Again, it's one of those books where you want to be there, having fun with the family and their holiday preparations, but the subplot of Penny searching for her place in the order of things is also very appealing and the sort of story that was ordinarily not featured in a series book of this type. The end of the story requires a tissue. :-)

A newer book that has become de rigueur in my reading queue at Christmas is Christmas After All by Kathryn Lasky. This book is part of the "Dear America" series and is based on Lasky's own family. The Swift family, including 12-year-old narrator Minnie, are enduring the privations of the Depression at Christmastime of 1932, closing down room after room to save coal, surviving on endless meals of bits of meat stretched by bread, rice and cheese, and wondering why their father comes home a little earlier each day. Then a telegram requests that they pick up Willie Faye Darling at the train station. Willie is the daughter of Belle's cousins and both her parents have died in the Dust Bowl town of Heart's Bend, Texas.

When Willie Faye arrives, stunted by malnutrition and carrying only two pairs of underwear and the clothes she is wearing (and a kitten she saved from a dust storm), not having ever seen a movie, an indoor bathroom, and the comics, Minnie thinks her cousin will have a lot to learn from them. She doesn't dream what the little girl from Heart's Bend will teach her and her family.

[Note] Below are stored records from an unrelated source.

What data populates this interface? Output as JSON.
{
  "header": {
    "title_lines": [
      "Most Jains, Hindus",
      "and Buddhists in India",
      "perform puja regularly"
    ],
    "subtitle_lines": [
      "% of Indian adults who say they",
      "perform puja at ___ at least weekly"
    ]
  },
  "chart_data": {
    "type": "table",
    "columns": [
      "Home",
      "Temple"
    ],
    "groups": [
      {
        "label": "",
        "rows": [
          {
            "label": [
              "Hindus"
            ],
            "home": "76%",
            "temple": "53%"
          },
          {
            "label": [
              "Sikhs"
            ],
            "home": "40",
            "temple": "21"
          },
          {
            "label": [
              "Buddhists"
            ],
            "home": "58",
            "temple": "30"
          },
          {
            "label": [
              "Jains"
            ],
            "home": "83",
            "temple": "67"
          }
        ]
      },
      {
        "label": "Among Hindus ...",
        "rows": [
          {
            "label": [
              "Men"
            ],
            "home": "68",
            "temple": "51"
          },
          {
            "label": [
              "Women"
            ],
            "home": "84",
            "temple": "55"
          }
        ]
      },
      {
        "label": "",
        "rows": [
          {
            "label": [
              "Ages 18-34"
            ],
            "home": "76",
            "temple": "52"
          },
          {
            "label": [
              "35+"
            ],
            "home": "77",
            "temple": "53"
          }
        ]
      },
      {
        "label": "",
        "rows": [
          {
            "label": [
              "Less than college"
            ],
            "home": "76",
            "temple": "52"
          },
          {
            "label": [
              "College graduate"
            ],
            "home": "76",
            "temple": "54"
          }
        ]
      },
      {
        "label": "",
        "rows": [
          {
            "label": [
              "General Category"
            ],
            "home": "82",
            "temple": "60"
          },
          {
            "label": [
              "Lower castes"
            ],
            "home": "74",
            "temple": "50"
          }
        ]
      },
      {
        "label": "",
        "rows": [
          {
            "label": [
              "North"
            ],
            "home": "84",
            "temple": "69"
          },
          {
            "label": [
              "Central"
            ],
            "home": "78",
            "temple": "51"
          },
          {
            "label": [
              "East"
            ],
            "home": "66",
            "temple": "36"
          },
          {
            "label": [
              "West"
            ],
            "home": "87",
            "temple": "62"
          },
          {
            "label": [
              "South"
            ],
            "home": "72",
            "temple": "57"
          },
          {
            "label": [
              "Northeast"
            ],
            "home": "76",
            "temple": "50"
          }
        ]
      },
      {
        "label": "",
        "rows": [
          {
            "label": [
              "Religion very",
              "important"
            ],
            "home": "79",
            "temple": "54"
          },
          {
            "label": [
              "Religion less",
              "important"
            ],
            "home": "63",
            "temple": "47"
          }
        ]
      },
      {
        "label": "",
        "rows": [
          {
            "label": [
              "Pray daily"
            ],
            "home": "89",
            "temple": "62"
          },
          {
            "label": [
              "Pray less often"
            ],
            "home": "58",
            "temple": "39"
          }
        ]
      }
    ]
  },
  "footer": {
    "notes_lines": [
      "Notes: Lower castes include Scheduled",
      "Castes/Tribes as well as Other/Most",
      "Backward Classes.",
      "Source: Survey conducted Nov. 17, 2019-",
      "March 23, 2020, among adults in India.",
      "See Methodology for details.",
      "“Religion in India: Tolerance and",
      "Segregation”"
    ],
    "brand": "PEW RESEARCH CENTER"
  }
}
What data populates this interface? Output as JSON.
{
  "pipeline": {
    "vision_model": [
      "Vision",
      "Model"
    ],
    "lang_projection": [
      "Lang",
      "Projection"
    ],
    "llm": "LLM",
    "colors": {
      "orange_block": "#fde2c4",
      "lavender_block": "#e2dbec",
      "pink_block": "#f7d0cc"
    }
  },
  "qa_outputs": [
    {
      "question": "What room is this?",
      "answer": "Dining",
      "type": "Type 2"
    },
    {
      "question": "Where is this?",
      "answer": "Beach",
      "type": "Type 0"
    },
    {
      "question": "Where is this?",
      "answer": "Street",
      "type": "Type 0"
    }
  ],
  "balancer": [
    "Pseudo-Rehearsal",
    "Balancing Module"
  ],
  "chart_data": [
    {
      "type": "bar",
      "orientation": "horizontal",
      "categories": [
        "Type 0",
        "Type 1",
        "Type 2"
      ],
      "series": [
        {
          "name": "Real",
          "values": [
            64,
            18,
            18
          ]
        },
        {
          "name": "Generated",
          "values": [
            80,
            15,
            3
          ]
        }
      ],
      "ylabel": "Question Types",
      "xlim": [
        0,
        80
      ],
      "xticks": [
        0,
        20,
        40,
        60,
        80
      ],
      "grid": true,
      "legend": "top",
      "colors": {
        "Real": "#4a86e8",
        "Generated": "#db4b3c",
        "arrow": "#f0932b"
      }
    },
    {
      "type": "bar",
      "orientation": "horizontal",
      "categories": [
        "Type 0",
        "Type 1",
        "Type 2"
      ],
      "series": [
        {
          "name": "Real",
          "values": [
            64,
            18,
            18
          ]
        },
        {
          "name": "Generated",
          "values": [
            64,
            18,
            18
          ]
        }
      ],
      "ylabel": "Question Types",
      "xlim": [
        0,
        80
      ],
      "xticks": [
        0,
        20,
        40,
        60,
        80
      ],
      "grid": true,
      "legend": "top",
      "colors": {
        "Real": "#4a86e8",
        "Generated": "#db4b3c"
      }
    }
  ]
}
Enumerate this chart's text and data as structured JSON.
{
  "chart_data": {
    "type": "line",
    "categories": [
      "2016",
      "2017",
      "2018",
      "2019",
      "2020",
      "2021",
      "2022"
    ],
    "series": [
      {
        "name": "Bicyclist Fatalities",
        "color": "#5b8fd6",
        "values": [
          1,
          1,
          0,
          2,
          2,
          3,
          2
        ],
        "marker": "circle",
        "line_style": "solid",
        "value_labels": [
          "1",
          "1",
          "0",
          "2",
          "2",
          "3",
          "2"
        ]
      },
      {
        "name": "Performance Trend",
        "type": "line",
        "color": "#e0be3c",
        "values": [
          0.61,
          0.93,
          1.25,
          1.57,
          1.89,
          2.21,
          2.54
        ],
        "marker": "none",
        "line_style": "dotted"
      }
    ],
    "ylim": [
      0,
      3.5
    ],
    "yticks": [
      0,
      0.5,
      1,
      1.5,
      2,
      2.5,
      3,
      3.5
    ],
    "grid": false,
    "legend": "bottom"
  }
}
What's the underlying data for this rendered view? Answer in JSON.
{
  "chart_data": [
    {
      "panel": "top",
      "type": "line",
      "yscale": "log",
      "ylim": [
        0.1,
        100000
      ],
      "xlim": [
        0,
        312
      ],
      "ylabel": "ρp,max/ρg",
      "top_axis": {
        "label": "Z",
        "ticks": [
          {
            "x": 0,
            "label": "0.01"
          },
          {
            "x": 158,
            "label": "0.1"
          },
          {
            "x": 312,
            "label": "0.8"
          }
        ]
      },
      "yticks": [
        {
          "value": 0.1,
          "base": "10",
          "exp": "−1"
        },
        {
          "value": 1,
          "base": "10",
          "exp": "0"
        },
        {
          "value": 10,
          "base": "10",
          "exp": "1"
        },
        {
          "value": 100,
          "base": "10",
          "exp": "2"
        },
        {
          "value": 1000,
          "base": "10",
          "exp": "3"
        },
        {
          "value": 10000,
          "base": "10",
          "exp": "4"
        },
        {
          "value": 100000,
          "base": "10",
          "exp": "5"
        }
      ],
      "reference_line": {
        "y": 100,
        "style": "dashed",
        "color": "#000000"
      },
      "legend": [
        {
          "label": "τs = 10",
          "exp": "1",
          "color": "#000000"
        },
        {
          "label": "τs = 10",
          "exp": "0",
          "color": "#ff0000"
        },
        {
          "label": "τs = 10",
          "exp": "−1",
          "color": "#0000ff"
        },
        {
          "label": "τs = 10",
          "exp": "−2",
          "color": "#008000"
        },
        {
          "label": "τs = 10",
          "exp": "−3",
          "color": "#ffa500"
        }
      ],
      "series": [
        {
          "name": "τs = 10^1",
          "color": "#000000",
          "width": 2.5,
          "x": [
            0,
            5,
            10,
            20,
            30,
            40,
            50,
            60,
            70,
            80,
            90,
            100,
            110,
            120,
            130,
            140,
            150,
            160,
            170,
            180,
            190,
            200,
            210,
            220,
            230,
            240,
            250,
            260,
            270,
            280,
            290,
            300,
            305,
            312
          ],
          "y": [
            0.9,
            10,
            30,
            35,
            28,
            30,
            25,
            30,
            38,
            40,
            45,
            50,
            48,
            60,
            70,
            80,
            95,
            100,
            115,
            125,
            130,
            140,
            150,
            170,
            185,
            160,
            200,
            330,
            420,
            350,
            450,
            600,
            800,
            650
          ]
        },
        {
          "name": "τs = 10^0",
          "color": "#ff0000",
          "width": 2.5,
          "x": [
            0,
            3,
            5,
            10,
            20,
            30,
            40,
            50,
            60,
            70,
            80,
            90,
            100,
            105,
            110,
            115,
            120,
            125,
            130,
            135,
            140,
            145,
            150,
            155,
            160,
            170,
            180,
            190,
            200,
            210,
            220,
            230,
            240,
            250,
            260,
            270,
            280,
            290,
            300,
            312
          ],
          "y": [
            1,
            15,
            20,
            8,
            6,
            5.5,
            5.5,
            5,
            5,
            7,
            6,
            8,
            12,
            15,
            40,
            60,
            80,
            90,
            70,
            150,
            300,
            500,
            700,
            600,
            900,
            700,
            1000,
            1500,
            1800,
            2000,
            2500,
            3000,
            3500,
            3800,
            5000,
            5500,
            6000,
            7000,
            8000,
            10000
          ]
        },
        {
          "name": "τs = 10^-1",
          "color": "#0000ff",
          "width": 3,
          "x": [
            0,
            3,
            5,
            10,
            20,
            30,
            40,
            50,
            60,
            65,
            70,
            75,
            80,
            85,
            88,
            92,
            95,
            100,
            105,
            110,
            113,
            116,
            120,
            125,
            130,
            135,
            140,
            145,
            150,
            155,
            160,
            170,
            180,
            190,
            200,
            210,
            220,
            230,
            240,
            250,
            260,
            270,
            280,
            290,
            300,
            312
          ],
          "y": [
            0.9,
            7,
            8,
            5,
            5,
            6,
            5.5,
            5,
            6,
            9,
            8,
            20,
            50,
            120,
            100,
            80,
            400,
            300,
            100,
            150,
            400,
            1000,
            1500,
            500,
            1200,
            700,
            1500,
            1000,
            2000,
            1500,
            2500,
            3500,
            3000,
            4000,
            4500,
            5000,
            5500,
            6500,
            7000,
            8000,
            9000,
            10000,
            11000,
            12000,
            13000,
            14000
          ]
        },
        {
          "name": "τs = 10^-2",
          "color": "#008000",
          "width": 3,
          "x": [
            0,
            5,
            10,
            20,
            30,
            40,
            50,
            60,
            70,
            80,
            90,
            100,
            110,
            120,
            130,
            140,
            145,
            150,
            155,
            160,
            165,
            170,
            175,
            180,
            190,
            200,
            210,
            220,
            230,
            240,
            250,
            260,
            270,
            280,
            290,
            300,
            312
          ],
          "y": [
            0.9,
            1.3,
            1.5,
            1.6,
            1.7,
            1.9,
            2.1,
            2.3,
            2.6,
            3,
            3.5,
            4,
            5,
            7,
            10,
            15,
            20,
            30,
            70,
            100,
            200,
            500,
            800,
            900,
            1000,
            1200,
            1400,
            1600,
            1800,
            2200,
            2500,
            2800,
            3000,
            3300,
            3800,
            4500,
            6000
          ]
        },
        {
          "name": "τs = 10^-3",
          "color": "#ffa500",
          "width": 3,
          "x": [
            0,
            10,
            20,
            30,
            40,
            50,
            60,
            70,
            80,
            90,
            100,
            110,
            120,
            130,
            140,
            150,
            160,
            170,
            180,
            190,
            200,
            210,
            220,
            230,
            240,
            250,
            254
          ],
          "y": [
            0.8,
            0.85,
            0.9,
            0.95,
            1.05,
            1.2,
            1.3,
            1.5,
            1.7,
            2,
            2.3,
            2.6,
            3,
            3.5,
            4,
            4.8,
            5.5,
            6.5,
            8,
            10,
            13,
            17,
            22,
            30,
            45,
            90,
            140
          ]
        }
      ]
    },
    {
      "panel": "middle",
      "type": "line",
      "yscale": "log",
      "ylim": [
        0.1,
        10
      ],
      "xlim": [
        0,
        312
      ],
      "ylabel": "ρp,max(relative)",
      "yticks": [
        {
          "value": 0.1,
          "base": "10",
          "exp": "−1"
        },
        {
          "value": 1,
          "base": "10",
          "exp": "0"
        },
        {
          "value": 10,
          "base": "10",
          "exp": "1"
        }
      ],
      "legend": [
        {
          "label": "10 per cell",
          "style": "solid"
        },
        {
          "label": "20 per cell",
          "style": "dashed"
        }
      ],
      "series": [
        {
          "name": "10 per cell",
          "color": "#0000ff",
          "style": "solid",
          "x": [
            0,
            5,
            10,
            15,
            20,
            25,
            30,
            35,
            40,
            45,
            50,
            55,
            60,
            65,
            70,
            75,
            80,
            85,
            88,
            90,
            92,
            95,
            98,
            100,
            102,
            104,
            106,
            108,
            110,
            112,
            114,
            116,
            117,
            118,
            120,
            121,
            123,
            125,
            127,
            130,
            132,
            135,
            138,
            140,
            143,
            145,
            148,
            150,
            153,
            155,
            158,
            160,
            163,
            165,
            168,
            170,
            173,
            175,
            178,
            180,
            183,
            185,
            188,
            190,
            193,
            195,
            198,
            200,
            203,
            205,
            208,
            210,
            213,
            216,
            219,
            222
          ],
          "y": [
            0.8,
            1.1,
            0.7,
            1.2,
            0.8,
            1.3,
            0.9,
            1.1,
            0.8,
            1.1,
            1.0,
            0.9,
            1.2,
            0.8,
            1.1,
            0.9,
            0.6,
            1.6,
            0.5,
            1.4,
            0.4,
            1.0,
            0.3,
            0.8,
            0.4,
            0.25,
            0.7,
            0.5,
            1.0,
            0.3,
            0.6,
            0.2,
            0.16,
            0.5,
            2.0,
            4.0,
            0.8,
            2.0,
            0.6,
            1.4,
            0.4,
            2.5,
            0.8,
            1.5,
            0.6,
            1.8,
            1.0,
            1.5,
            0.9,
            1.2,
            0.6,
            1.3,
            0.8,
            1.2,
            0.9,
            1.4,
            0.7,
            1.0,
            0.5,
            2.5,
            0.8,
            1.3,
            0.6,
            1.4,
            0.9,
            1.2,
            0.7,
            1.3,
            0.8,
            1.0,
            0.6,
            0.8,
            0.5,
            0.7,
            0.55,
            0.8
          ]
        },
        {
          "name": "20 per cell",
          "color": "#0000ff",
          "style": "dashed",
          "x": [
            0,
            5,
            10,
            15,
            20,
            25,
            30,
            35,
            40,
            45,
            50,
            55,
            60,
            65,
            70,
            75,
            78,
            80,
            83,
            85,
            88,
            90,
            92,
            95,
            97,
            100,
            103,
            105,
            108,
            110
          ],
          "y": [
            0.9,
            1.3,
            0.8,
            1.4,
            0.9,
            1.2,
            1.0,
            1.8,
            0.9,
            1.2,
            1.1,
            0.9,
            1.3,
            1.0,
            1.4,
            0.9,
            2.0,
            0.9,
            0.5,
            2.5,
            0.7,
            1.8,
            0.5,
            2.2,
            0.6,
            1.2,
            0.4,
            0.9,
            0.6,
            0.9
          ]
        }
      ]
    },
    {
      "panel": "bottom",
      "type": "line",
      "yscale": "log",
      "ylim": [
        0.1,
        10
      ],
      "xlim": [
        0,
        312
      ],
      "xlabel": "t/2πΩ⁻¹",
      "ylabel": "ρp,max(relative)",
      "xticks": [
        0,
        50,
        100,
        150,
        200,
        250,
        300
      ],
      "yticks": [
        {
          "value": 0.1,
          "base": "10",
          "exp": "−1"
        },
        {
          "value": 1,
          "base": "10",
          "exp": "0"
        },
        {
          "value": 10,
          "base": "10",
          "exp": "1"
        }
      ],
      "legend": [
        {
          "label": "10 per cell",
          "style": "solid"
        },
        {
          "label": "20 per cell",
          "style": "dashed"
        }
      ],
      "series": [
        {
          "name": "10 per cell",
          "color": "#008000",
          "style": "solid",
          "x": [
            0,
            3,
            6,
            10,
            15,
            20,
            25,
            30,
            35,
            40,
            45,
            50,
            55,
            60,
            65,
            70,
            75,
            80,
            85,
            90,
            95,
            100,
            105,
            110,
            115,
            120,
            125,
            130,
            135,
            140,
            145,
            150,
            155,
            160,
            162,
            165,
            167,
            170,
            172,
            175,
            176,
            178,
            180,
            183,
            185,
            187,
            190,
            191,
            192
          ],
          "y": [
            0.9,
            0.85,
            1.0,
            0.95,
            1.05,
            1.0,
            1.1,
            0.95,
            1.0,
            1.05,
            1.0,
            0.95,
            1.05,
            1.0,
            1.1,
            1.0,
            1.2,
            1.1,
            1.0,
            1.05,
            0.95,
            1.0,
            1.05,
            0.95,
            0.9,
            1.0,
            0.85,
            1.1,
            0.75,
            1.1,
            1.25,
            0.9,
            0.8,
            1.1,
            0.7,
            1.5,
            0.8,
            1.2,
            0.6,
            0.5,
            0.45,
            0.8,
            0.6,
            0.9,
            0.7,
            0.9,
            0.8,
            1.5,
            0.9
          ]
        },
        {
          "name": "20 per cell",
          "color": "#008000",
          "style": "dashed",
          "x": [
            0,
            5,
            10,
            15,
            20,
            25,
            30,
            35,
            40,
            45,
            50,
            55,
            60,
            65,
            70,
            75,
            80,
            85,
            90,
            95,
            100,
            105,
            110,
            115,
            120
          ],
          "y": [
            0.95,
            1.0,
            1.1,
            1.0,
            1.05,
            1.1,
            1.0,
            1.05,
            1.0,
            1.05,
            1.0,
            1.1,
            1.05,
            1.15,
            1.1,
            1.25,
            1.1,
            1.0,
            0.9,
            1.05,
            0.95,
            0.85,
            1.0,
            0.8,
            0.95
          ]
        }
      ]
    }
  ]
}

Lasky makes everyone in the story so real—probably because they are based on actual family members—from Minnie's only brother, an electronics prodigy, to her unconventional sister Lady, to her practical older sisters Gwen and Clem, to her warm parents, to Jackie, the family housekeeper, not to mention a snotty classmate, her sisters' boyfriends (including one based on her father), and the victims of the Depression living in a "Hooverville." The story mixes humor, family experience, and even anxiety after Minnie's classmate's father commits suicide.

Lasky writes great books anyway; I have loved her Prank, set in East Boston, and the Cambridge-based Callista Jacobs mysteries, which, sadly, there were only a handful of.